O que se viu no segundo turno da eleição mineira foi todo tipo de baixaria que a política costuma proporcionar, ajudada pelo “raí-téqui” da internet. Márcio Lacerda, PSB, o “candidato da aliança”, apoiado pelo governador Aécio Neves e o prefeito Fernando Pimentel (extremamente populares e bem avaliados) e Leonardo Quintão, PMDB, uma figura prosaica (ha ha), deputado federal, proporcionaram momentos no mínimo burlescos para quem acompanhou a campanha. De um lado, um empresário com parca experiência política e nenhuma intimidade com as câmeras, que esperava ganhar direto no primeiro turno (e não se preparou para o segundo), e do outro um deputado com “estilo” que só estas terras poderiam proporcionar, família política e usando de um discurso piegas e manjado para tocar os mais estúpidos de sua “humanidade”, etc e tal.

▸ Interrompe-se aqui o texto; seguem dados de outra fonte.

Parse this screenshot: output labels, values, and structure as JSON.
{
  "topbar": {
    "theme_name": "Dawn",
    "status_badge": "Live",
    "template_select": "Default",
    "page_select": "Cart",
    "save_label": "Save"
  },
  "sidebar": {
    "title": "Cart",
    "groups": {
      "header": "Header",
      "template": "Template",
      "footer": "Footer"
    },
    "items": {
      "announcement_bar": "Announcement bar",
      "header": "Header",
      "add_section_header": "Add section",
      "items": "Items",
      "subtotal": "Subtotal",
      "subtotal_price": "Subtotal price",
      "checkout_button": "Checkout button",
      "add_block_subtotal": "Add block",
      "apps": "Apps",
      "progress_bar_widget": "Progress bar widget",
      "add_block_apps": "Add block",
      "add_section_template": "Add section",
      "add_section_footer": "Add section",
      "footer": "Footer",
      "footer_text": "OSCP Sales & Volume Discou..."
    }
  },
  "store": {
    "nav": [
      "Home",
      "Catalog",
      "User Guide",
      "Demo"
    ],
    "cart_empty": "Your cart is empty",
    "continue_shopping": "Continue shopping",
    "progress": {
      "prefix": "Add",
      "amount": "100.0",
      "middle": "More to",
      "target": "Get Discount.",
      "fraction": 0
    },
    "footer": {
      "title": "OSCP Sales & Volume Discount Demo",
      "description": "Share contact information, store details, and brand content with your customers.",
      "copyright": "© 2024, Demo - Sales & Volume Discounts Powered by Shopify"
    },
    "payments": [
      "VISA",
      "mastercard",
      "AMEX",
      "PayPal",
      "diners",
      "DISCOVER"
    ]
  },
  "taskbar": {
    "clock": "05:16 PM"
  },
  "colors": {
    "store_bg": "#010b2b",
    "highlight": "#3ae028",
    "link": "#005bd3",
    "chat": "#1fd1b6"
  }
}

Cartazes apócrifos – sem assinatura e identificação – espalhados pela cidade tentaram de todas as formas ligar Márcio Lacerda ao Mensalão. Os tipos variaram: “entenda Márcio no Esquema”, “o candidato mais rico do Brasil”, “procura-se mensaleiro”, etc. Na propaganda na TV, Quintão tentou veicular parte de um depoimento de Marcos Valério a CPI, falando sobre Lacerda, devidamente impedido pela Justiça. Praticamente toda a campanha do segundo turno de Quintão se baseou em tentar, de todas as formas, ligar Lacerda ao Mensalão, para manchar a imagem do candidato ante os eleitores.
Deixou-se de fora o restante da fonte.